A en croire nos confrères de Jeune Afrique, « une équipe de hauts fonctionnaires du ministère des Affaires étrangères et de la présidence se trouve déjà à New York pour mener campagne. Cette mission de lobbying doit être rejointe en fin de semaine par Atoki Ileka, directeur de cabinet du ministre des Affaires étrangères et ancien ambassadeur de RDC en France et aux Nations unies, puis, en début de semaine prochaine, par le nouveau ministre des Affaires étrangères Christophe Lutundula. »

Dans une série de tweets diffusées ce matin, l’ambassadeur du Gabon auprès de l’UA, Hermann Immongault, ne dit pas autre chose. « L’UA fait désormais le choix strict du respect de ses textes. (La candidature de la RDC est une) remise en question de sa gouvernance et de son leadership (…) Ce n’est ‘L’Afrique que nous voulons’. Le Gabon, lui, joue sa partition.
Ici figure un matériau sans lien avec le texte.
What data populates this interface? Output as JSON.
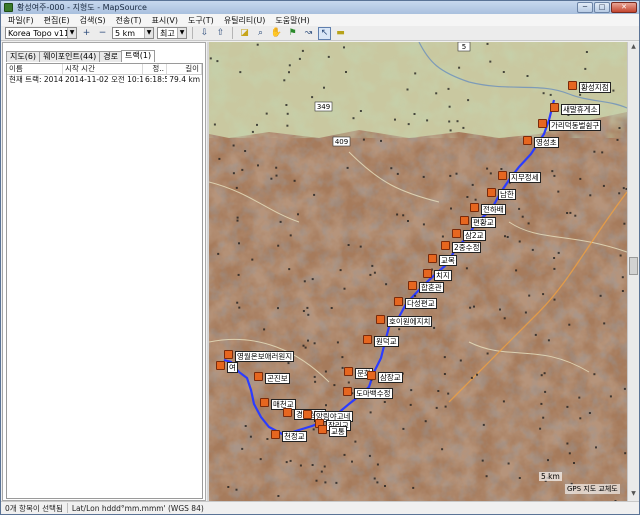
{
  "window": {
    "title": "황성여주-000 - 지형도 - MapSource",
    "controls": [
      "─",
      "□",
      "✕"
    ]
  },
  "menu": [
    "파일(F)",
    "편집(E)",
    "검색(S)",
    "전송(T)",
    "표시(V)",
    "도구(T)",
    "유틸리티(U)",
    "도움말(H)"
  ],
  "toolbar": {
    "map_product": "Korea Topo v11",
    "scale": "5 km",
    "detail": "최고",
    "zoom_in": "+",
    "zoom_out": "−"
  },
  "tabs": [
    "지도(6)",
    "웨이포인트(44)",
    "경로",
    "트랙(1)"
  ],
  "track_table": {
    "headers": [
      "이름",
      "시작 시간",
      "정..",
      "길이"
    ],
    "rows": [
      [
        "현재 트랙: 2014...",
        "2014-11-02 오전 10:19:...",
        "6:18:55",
        "79.4 km"
      ]
    ]
  },
  "map": {
    "road_markers": [
      "5",
      "349",
      "409"
    ],
    "waypoints": [
      "황성지점",
      "새말휴게소",
      "가리덕동벌쉼구",
      "영성초",
      "지무정세",
      "남한",
      "전하배",
      "편황교",
      "삼2교",
      "2중수정",
      "교목",
      "치지",
      "합혼관",
      "다성편교",
      "호이원에지치",
      "원덕교",
      "영월온보애러원지",
      "여",
      "곤진보",
      "매천교",
      "경희상가",
      "천정교",
      "앙림야고네",
      "장리교",
      "도마백수정",
      "교통",
      "문화",
      "삼장교"
    ],
    "scale_label": "5 km",
    "credit": "GPS 지도 교체도"
  },
  "status": {
    "selection": "0개 항목이 선택됨",
    "coord_format": "Lat/Lon hddd°mm.mmm' (WGS 84)"
  },
  "colors": {
    "track": "#2b3cff",
    "waypoint_icon": "#e6661f",
    "terrain": "#a5785a"
  }
}
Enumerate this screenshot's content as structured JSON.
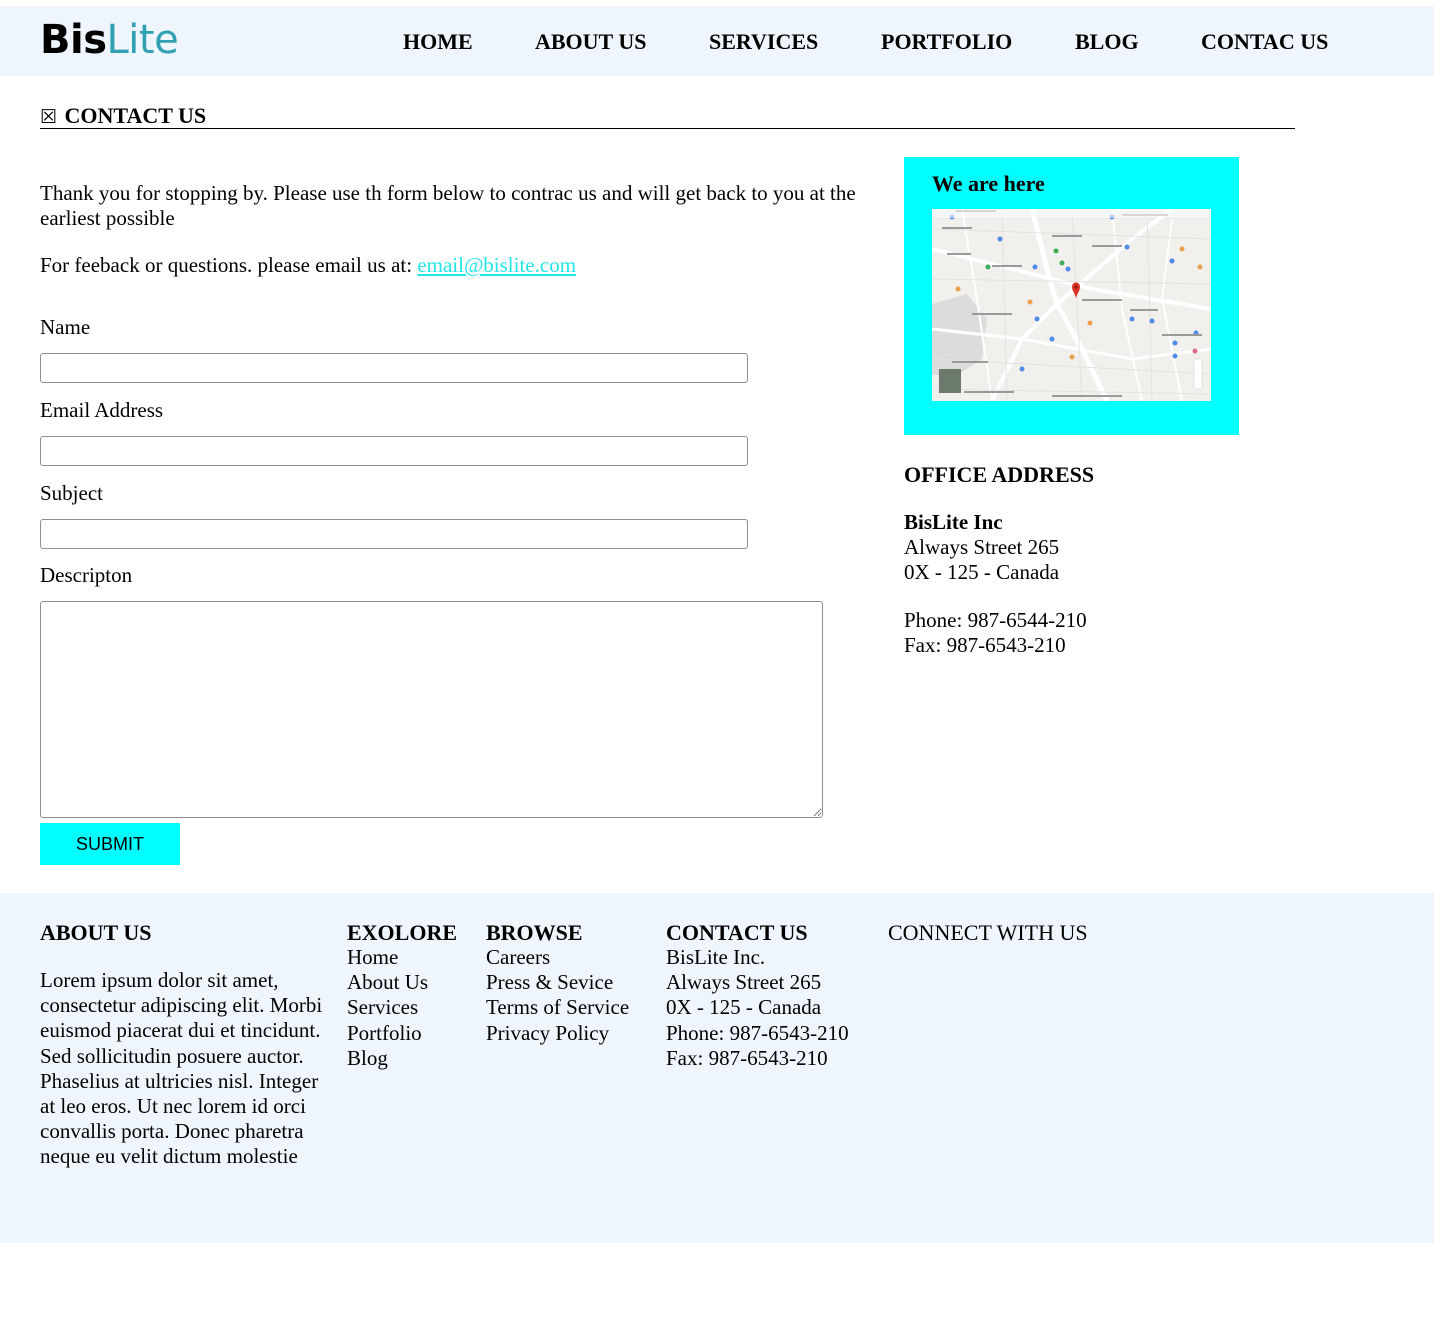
{
  "brand": {
    "logo_part1": "Bis",
    "logo_part2": "Lite"
  },
  "nav": {
    "items": [
      {
        "label": "HOME"
      },
      {
        "label": "ABOUT US"
      },
      {
        "label": "SERVICES"
      },
      {
        "label": "PORTFOLIO"
      },
      {
        "label": "BLOG"
      },
      {
        "label": "CONTAC US"
      }
    ]
  },
  "page": {
    "title_icon": "☒",
    "title": "CONTACT US",
    "intro": "Thank you for stopping by. Please use th form below to contrac us and will get back to you at the earliest possible",
    "email_prefix": "For feeback or questions. please email us at: ",
    "email": "email@bislite.com"
  },
  "form": {
    "name_label": "Name",
    "email_label": "Email Address",
    "subject_label": "Subject",
    "description_label": "Descripton",
    "name_value": "",
    "email_value": "",
    "subject_value": "",
    "description_value": "",
    "submit_label": "SUBMIT"
  },
  "map": {
    "title": "We are here"
  },
  "office": {
    "title": "OFFICE ADDRESS",
    "company": "BisLite Inc",
    "street": "Always Street 265",
    "city": "0X - 125 - Canada",
    "phone": "Phone: 987-6544-210",
    "fax": "Fax: 987-6543-210"
  },
  "footer": {
    "about": {
      "title": "ABOUT US",
      "text": "Lorem ipsum dolor sit amet, consectetur adipiscing elit. Morbi euismod piacerat dui et tincidunt. Sed sollicitudin posuere auctor. Phaselius at ultricies nisl. Integer at leo eros. Ut nec lorem id orci convallis porta. Donec pharetra neque eu velit dictum molestie"
    },
    "explore": {
      "title": "EXOLORE",
      "items": [
        "Home",
        "About Us",
        "Services",
        "Portfolio",
        "Blog"
      ]
    },
    "browse": {
      "title": "BROWSE",
      "items": [
        "Careers",
        "Press & Sevice",
        "Terms of Service",
        "Privacy Policy"
      ]
    },
    "contact": {
      "title": "CONTACT US",
      "lines": [
        "BisLite Inc.",
        "Always Street 265",
        "0X - 125 - Canada",
        "Phone: 987-6543-210",
        "Fax: 987-6543-210"
      ]
    },
    "connect": {
      "title": "CONNECT WITH US"
    }
  },
  "colors": {
    "header_bg": "#eef5fc",
    "footer_bg": "#eef5fc",
    "accent_cyan": "#00ffff",
    "link_color": "#22e5ea",
    "logo_teal": "#2fa1b3"
  }
}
En toute légalité. En toute légitimité », a réagi le diplomate soulignant que son pays était dans son bon droit.

Celui-ci insiste par ailleurs sur le fait que si Libreville avait été choisi à l’époque, c’est pour des raisons objectives en regard de la solidité de son dossier. « Le Gabon est très présent sur les dossiers de l’environnement, de la lutte contre le terrorisme et plus généralement de la sécurité », rappelle M. Immongault. « On ne peut en dire autant de la RDC, surtout en regard de ce qui se passe à l’est du pays où la situation en fait qu’empirer », constate un ambassadeur sud-africain. « Raison pour laquelle la candidature de Libreville avait nettement été préférée à celle de Kinshasa », remémore-t-il.

Les manœuvres de la RDC donnent une fois encore une image peu reluisante à l’Afrique. Du côté du Gabon, les autorités s’activent pour faire respecter les textes de l’Union Africaine.